The Batwa literacy rate is just 12 percent compared to over 75 percent (2012) of non-Batwa in the same area. Education among the Batwa population has been and remains elusive. But, we must appreciate its relevance in fueling community transformation and promoting equity and equality, as well as a mindset change. With education, the Batwa people will have a sense of equality and agility in regard to development. The opportunities that come with education help in the elimination of disparity that has affected them in terms of social and gender discrimiation. They have mostly been marginalized and fallen victim to desperation and stigma. They may be duped into entering illegal businesses, signing false documents among other things because they do not possess the right education to avoid it.
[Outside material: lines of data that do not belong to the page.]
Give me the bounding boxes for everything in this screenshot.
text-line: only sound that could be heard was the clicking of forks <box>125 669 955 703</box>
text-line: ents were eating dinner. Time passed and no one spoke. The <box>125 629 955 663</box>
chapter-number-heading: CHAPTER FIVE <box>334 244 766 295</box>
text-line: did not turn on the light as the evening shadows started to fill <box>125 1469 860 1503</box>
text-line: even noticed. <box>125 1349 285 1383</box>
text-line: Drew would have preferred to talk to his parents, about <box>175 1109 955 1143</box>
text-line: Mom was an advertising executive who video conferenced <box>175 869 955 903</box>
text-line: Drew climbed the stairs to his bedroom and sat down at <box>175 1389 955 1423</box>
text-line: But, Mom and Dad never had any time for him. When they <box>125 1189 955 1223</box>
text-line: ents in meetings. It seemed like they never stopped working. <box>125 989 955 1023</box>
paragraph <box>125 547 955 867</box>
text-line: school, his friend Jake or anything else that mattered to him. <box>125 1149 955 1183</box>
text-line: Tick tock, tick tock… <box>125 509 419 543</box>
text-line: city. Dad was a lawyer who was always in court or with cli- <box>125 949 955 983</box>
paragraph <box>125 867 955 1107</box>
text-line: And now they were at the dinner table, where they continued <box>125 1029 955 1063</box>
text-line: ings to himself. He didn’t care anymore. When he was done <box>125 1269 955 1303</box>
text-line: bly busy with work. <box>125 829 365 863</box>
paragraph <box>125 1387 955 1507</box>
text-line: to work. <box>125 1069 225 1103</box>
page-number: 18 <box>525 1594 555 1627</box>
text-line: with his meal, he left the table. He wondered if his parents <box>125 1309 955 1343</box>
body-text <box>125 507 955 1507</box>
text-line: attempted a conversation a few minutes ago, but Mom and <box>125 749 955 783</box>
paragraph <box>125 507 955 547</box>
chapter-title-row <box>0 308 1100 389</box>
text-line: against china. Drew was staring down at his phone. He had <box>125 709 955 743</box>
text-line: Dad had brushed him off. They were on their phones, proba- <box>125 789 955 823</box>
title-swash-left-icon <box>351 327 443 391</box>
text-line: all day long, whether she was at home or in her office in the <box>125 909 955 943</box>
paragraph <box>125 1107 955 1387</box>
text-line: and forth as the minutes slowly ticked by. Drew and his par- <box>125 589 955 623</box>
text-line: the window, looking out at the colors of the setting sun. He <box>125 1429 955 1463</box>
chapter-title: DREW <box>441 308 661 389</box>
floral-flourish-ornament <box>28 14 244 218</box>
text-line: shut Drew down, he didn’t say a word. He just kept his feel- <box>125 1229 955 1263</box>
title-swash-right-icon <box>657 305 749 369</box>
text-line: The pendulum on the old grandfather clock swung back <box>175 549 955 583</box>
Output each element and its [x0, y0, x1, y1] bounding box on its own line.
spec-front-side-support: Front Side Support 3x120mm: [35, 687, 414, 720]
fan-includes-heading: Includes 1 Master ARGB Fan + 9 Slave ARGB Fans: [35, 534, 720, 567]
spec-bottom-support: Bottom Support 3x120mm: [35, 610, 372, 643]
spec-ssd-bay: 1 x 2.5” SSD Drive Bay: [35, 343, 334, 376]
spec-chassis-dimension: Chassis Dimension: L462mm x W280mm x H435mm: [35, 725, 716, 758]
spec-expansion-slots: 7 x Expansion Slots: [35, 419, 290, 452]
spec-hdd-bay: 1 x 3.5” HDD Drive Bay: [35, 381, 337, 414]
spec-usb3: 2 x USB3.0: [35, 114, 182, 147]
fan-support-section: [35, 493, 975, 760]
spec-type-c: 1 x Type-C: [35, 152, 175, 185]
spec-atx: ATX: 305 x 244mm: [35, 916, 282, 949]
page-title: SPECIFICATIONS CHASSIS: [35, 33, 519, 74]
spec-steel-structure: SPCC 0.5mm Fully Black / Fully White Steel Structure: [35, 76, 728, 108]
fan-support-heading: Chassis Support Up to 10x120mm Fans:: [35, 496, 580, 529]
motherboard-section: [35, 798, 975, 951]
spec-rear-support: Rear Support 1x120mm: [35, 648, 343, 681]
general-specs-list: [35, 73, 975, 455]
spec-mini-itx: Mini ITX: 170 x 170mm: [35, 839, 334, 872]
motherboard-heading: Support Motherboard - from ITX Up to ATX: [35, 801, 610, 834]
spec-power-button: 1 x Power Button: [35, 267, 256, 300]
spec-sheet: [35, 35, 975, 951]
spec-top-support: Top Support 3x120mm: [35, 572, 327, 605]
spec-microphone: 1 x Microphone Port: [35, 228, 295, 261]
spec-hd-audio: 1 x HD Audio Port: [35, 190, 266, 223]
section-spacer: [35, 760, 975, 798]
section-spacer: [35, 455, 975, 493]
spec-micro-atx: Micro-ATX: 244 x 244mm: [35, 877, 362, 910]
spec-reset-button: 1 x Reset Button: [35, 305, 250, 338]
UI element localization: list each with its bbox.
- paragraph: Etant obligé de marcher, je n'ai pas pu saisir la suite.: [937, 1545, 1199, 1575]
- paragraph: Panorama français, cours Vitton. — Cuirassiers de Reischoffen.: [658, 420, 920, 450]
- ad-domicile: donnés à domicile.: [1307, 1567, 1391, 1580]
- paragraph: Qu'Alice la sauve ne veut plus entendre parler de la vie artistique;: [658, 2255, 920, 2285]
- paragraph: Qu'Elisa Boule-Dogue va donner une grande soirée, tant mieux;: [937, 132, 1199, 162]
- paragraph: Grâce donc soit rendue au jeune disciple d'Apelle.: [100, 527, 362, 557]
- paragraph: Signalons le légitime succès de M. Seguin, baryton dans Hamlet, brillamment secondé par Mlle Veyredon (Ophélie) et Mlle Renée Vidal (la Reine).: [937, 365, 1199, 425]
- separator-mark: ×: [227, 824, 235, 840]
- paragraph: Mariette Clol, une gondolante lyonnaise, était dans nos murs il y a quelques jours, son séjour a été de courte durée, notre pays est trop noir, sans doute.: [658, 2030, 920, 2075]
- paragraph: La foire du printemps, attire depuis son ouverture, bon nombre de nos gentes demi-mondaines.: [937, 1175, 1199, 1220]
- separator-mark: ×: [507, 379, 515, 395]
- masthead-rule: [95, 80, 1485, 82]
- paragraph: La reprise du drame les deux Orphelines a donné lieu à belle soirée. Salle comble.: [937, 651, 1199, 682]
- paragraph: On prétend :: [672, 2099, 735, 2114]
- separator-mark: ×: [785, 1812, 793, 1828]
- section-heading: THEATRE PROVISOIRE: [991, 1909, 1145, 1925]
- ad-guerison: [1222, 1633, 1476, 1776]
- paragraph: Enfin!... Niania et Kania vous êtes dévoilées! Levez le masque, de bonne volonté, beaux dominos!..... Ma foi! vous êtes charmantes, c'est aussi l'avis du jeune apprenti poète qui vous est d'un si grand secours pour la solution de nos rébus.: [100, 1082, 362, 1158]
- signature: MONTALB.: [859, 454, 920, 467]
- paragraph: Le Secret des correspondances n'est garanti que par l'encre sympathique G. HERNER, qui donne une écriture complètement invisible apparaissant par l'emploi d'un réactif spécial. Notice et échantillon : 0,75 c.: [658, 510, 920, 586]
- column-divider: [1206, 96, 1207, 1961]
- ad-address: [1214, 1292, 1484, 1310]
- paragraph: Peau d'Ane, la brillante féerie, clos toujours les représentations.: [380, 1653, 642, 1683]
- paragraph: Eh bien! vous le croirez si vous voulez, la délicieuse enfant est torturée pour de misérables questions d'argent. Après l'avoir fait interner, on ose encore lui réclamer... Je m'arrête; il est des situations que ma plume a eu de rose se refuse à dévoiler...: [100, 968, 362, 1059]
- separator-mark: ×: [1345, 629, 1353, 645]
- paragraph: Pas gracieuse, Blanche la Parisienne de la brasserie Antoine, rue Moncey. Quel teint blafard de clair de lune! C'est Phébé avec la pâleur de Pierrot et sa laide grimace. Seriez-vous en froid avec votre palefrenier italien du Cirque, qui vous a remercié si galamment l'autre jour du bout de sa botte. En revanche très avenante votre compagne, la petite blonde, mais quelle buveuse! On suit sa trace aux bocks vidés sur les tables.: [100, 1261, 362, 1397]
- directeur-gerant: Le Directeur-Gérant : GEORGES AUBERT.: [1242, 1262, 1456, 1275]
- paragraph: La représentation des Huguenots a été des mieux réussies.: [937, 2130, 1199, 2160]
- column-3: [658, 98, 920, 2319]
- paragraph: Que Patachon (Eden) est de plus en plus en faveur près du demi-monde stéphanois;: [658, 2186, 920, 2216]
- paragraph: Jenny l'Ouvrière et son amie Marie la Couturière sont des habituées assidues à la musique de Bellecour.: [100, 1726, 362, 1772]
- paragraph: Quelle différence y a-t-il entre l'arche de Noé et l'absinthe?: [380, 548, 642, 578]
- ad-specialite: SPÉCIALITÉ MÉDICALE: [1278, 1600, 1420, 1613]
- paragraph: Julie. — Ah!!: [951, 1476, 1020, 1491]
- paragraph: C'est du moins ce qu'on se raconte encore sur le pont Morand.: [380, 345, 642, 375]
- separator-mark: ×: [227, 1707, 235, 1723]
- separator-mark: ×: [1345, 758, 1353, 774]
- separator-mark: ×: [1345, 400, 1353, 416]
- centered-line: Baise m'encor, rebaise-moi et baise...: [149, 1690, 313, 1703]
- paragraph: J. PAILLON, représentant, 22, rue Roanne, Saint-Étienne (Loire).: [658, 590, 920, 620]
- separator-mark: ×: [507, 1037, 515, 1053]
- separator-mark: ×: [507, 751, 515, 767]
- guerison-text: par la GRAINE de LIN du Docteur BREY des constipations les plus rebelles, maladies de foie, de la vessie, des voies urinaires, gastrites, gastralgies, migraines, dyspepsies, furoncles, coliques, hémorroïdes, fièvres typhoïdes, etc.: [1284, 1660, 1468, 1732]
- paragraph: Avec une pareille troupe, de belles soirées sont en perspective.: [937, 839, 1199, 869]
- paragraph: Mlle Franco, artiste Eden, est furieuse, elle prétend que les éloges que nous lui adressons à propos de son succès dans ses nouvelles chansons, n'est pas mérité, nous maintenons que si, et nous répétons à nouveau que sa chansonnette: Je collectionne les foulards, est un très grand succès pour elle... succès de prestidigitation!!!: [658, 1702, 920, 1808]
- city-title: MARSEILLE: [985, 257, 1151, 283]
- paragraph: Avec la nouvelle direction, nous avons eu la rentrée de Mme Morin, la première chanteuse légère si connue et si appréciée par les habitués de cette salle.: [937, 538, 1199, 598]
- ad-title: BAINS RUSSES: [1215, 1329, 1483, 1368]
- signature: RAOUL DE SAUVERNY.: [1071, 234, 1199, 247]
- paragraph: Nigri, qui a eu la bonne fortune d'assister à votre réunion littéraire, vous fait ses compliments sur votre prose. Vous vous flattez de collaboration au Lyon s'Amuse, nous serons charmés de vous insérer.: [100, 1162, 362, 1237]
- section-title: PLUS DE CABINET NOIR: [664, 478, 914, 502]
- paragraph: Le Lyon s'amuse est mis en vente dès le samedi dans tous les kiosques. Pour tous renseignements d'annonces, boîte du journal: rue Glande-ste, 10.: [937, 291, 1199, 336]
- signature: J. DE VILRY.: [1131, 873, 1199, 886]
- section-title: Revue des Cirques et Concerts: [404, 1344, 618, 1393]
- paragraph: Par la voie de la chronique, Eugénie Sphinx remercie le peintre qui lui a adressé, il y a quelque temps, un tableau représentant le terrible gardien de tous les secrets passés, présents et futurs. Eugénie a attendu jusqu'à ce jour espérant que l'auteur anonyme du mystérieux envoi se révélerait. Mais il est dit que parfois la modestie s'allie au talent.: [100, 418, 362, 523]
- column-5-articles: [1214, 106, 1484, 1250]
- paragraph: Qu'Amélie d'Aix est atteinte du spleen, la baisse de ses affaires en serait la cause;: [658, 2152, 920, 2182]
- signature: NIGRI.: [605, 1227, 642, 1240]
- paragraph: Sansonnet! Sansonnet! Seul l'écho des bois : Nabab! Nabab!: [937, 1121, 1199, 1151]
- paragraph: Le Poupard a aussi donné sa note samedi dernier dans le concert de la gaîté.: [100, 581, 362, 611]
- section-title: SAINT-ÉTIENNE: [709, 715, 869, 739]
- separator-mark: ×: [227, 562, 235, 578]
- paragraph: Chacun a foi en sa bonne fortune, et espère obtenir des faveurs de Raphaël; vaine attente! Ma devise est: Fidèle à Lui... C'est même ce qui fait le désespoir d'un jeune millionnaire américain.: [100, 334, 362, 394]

A lot is still needed for this to actually be achieved among the Batwa and thus, many resources are still needed in order for Batwa children to enrol and stay in school. Even then, government schools have consistently ignored those arguing that they can’t afford the fees, lack scholastic materials , food for lunch plus uniforms and shoes.

Formal Education

Only 10 percent of Batwa children enrol into primary one. But, only 2% make it to primary seven and hardly go beyond that. The remaining 98% end up in abusive situations such as hard labor and early/forced marriages and substance abuse. This is attributed to acute marginalization, hunger, stigmatization and the ever biting poverty. Our long term plan is to build a school for Batwa children where they will be loved, pampered, fed, encouraged to stay in school, handled as special needs children while providing them with skills and spiritual growth. This is in addition to providing them with a decent education, scholastic materials, uniforms, guidance counselling and sanitary items for girls.

Skill Development

We will also offer classes in handicrafts to increase their household income. The planned curriculum includes basket weaving, wood carving, jewelery making and clay works which will be sold in local tourist markets and potentially to international markets as well.

Vocational Training

Classes will be available for basic skills in carpentry, masonry, mechanics, driving, tailoring and knitting. Batwa carpenters have been making wooden chairs, stools, beds, tables and various wood carvings. Batwa masons have been able to work on construction sites where they earn a basic income. This will increase that work force. A fully-fledged vocational school will be established by 2027 targeting girls and boys who drop out of school because of age, stigma, hunger and many other factors.